Examples might be indefinitely multiplied without intruding on any disputed ground. But enough has been said to show that the admitted functions of government embrace a much wider field than can easily be included within the ring-fence of any restrictive definition, and that it is hardly possible to find any ground of justification common to them all, except the comprehensive one of general expediency; nor to limit the interference of government by any universal rule, save the simple and vague one, that it should never be admitted but when the case of expediency is strong.
§3. Some observations, however, may be usefully bestowed on the nature of the considerations on which the question of government interference is most likely to turn, and on the mode of estimating the comparative magnitude of the expediencies involved. This will form the last of the three parts, into which our discussion of the principles and effects of government interference may conveniently be divided. The following will be our division of the subject.
We shall first consider the economical effects arising from the manner in which governments perform their necessary and acknowledged functions.

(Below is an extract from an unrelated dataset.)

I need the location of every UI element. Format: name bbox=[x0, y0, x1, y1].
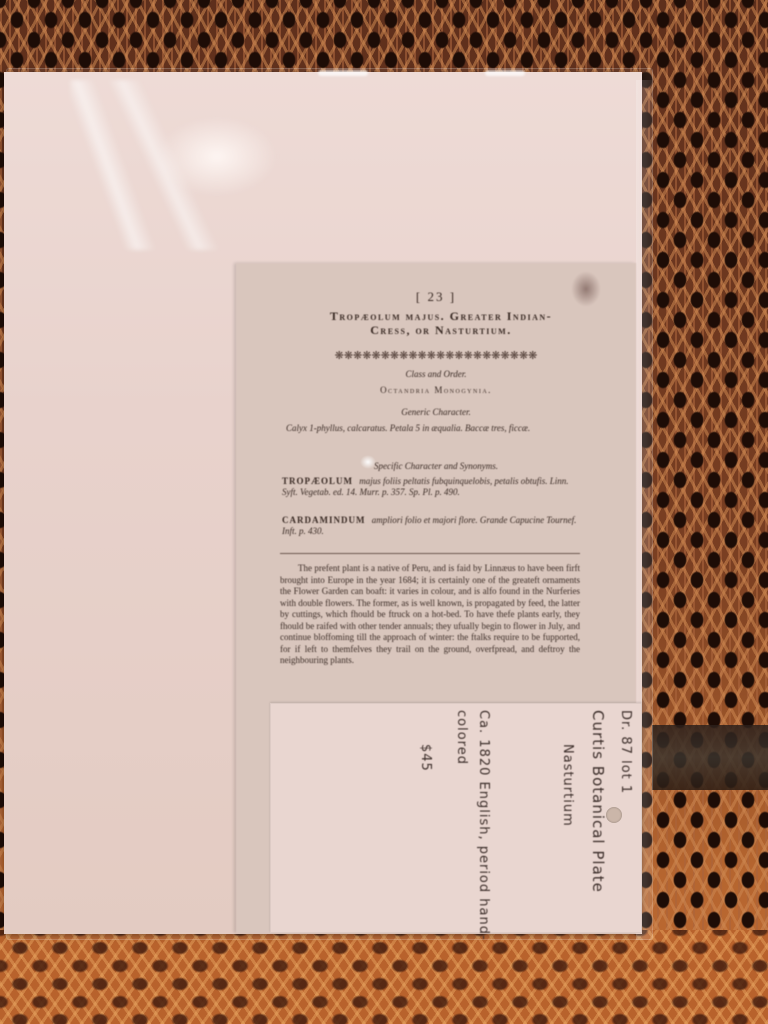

We shall then pass to certain governmental interferences of what I have termed the optional kind (i.e. overstepping the boundaries of the universally acknowledged functions) which have heretofore taken place, and in some cases still take place, under the influence of false general theories.
It will lastly remain to inquire whether, independently of any false theory, and consistently with a correct view of the laws which regulate human affairs, there be any cases of the optional class in which governmental interference is really advisable, and what are those cases.
The first of these divisions is of an extremely miscellaneous character: since the necessary functions of government, and those which are so manifestly expedient that they have never or very rarely been objected to, are, as already pointed out, too various to be brought under any very simple classification. Those, however, which are of principal importance, which alone it is necessary here to consider, may be reduced to the following general heads.
First, the means adopted by governments to raise the revenue which is the condition of their existence.
Secondly, the nature of the laws which they prescribe on the two great subjects of Property and Contracts.
Thirdly, the excellences or defects of the system of means by which they enforce generally the execution of their laws, namely, their judicature and police.
We commence with the first head, that is, with the theory of Taxation.